Remember that Simpsons episode when Homer gives Marge a bowling ball for her birthday—even though he’s the only bowler in the family? And then Marge notices that Homer has paid to have his own name engraved on the ball?
Marge: You bought that bowling ball for you, not for me.
Homer: What? No!
Marge: The holes were drilled for your fingers.
Homer: Well, I wanted to surprise you. I couldn’t very well chop your hand off and bring it to the store, could I?
Marge: You never intended for me to use that ball.
Homer: Well, if that’s how you feel, I'll take it back.
Marge: You can’t take it back! You had your name engraved on it!
Homer: So you’d know it was from me!
Marge: Homer, I’m keeping the ball...for myself!
Homer: What? But you don't know how to bowl. Whoops!
Marge: I’m keeping it, and I’m going to use it. Thank you for the present, Homer. (She turns off the bedroom light.)

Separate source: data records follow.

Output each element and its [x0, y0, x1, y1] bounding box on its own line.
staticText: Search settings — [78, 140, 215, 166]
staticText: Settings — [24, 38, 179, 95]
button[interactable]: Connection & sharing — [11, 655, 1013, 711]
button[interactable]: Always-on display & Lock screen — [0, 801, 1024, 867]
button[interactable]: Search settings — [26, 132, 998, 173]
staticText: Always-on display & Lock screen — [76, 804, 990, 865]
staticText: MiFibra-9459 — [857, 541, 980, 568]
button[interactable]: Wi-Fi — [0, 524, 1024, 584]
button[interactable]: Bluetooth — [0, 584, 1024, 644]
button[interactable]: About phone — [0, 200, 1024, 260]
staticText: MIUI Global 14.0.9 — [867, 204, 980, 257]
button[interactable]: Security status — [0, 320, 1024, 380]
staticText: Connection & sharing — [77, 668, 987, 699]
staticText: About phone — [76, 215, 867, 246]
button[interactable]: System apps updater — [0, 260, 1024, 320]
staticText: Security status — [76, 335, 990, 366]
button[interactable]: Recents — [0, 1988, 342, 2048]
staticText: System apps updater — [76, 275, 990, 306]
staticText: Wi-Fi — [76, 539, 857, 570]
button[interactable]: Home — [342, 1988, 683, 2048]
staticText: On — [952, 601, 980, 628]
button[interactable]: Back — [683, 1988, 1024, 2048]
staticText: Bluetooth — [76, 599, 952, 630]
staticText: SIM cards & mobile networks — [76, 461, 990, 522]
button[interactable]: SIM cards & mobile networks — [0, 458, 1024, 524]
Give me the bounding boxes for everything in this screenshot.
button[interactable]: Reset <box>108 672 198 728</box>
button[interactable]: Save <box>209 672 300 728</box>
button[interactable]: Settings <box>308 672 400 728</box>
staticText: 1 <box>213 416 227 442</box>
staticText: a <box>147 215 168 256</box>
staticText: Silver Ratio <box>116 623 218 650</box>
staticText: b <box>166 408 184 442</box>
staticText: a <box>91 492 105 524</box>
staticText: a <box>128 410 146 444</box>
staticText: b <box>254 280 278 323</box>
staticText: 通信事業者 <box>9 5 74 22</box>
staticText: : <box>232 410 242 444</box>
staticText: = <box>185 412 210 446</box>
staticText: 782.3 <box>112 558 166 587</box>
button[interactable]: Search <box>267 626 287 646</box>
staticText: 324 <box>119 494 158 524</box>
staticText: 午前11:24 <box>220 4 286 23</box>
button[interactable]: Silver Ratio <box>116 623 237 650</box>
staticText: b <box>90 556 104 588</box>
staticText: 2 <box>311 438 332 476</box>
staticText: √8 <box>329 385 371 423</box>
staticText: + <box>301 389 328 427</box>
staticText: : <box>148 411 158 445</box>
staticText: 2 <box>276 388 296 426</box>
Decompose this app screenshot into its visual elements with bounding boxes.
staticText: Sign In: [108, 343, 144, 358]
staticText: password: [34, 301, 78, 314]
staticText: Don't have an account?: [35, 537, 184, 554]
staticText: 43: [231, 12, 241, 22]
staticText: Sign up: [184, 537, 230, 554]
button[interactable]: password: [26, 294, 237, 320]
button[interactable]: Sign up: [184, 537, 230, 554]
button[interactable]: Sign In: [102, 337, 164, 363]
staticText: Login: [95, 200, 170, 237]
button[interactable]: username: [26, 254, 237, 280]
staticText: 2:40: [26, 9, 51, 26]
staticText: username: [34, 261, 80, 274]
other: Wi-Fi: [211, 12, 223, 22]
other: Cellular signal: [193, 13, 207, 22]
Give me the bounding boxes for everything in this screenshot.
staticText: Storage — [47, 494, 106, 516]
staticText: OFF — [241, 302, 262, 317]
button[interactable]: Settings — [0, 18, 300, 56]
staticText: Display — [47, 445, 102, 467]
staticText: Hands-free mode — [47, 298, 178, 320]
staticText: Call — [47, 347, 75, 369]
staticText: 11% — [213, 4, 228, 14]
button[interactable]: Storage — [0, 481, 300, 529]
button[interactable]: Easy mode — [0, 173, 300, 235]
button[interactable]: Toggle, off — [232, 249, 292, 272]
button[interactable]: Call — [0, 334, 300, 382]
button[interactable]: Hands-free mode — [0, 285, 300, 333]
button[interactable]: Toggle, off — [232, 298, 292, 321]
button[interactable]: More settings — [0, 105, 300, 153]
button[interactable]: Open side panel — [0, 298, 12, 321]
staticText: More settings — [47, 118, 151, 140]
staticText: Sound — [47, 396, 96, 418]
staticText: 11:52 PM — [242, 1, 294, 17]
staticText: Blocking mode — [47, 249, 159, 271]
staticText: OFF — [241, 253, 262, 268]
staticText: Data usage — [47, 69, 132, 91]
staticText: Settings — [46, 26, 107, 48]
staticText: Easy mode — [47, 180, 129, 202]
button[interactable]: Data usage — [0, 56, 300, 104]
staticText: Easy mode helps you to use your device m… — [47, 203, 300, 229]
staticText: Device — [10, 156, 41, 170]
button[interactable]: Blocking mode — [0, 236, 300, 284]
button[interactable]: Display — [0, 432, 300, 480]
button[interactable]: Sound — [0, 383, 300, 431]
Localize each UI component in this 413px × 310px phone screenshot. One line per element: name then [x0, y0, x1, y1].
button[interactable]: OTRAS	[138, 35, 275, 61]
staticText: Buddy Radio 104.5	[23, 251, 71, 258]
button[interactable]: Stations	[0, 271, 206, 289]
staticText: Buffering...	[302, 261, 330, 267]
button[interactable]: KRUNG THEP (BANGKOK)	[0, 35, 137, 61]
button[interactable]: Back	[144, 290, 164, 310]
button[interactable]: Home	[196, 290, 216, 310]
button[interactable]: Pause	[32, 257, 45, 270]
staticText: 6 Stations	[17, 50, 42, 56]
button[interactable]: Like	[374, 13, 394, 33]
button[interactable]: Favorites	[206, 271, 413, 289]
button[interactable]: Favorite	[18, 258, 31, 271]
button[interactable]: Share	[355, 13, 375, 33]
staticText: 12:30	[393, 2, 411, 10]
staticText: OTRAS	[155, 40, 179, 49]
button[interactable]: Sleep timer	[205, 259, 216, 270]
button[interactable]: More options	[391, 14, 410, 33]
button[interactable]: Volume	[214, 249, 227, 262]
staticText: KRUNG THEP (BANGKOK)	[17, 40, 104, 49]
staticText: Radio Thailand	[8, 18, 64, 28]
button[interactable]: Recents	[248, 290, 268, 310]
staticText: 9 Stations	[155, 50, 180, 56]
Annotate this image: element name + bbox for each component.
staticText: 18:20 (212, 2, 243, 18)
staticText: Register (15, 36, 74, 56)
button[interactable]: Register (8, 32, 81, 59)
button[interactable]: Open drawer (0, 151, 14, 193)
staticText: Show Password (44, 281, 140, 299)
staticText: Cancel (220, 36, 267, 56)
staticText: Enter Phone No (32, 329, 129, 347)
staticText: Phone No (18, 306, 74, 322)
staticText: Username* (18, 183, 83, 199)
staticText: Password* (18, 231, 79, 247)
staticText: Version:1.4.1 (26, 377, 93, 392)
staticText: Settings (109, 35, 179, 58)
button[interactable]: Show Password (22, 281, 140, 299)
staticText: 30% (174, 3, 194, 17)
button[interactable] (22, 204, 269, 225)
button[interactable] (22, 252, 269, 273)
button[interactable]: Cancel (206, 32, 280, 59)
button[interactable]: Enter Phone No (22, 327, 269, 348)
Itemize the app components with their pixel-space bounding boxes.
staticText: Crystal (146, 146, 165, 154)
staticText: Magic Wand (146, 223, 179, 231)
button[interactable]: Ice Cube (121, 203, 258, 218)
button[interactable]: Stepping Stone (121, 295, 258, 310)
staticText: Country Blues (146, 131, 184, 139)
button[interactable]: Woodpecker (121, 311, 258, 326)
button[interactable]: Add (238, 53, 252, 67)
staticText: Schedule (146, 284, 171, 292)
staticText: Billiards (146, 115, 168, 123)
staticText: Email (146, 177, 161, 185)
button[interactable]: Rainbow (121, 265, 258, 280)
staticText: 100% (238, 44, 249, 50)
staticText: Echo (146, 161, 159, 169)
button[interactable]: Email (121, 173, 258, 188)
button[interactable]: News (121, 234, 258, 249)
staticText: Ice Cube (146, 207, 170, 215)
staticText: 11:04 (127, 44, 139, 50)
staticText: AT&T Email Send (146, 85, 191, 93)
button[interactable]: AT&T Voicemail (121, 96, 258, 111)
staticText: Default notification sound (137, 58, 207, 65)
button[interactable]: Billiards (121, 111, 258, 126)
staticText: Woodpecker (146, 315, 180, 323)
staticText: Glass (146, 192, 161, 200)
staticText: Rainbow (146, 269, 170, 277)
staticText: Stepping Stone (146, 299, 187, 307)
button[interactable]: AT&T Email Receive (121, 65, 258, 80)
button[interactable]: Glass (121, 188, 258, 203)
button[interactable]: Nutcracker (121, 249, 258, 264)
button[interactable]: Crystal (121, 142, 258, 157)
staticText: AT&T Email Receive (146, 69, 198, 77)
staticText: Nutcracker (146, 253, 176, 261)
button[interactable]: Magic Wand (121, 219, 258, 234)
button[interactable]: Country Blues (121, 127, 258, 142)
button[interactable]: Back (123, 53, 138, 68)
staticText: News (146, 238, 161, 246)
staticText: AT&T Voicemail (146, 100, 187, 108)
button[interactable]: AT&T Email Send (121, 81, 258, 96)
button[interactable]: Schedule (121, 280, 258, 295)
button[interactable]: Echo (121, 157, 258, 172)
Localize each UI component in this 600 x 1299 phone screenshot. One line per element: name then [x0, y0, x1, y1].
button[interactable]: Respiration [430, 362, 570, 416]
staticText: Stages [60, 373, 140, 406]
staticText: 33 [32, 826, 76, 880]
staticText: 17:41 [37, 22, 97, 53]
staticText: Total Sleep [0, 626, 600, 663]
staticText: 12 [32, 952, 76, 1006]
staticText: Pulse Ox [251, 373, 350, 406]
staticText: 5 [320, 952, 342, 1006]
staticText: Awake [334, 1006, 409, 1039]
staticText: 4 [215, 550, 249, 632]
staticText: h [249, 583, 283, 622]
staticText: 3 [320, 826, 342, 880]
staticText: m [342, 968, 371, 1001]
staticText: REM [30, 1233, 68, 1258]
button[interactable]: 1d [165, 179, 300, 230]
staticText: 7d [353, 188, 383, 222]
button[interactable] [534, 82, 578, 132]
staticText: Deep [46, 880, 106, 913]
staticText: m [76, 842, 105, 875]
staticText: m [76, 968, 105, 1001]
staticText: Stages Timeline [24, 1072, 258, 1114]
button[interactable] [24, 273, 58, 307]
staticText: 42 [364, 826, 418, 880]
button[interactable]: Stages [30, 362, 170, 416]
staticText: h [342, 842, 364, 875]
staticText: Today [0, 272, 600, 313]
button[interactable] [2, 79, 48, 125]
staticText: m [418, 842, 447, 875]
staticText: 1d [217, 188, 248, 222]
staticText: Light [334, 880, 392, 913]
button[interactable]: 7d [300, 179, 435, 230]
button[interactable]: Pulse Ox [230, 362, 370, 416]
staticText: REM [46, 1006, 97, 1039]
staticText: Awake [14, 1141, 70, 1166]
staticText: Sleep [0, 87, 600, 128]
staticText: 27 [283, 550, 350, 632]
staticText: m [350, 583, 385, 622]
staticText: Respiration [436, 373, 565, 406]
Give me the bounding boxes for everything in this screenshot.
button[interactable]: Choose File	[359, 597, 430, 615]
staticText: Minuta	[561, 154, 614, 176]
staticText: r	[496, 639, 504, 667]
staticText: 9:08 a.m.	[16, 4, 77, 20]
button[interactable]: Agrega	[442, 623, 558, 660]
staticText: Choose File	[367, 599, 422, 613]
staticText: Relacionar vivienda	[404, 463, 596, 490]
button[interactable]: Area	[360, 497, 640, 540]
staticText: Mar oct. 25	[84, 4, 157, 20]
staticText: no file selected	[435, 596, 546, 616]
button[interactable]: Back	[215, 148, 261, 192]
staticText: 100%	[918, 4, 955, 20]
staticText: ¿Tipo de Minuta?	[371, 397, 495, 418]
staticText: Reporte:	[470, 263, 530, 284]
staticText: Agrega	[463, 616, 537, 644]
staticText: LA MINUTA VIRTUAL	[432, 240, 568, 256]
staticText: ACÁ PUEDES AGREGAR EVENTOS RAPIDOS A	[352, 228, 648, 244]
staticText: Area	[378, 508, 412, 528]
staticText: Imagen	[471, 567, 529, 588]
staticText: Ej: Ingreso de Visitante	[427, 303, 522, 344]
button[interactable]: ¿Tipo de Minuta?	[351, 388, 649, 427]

Homer: Well...you’re...welcome.
Obviously, Homer has a huge blind spot that kept him from realizing how Marge would react to this particular gift. And this highlights the essence of good gift giving: an awareness of how your present will be received and what it communicates about how well you know the other person and how you feel about him or her. So even though it’s true that very few of us are as blind as Homer Simpson (thank goodness!), lots of us make gift-giving mistakes by misunderstanding or disregarding what the person we care about actually wants in a present.
Take a minute now and ask yourself: Have I ever given a gift that communicates something completely different from what I wanted to say? Here are some examples:
Flowers and a Heart-Shaped Box of Chocolate
What you think you’re communicating: “I’m giving you a classic, timeless Valentine’s Day gift. Everyone from Fred Flintstone to Ricky Ricardo has gone down this road, and I want to show you love in the same way that Fred and Ricky showed love to Wilma and Lucy.”
What you’re really communicating: “I decided not to put any real thought into a gift that would be just right for you. I’m not as bad as the guy who forgot to get his girlfriend anything, but this last-minute cliché shows that I’m close.”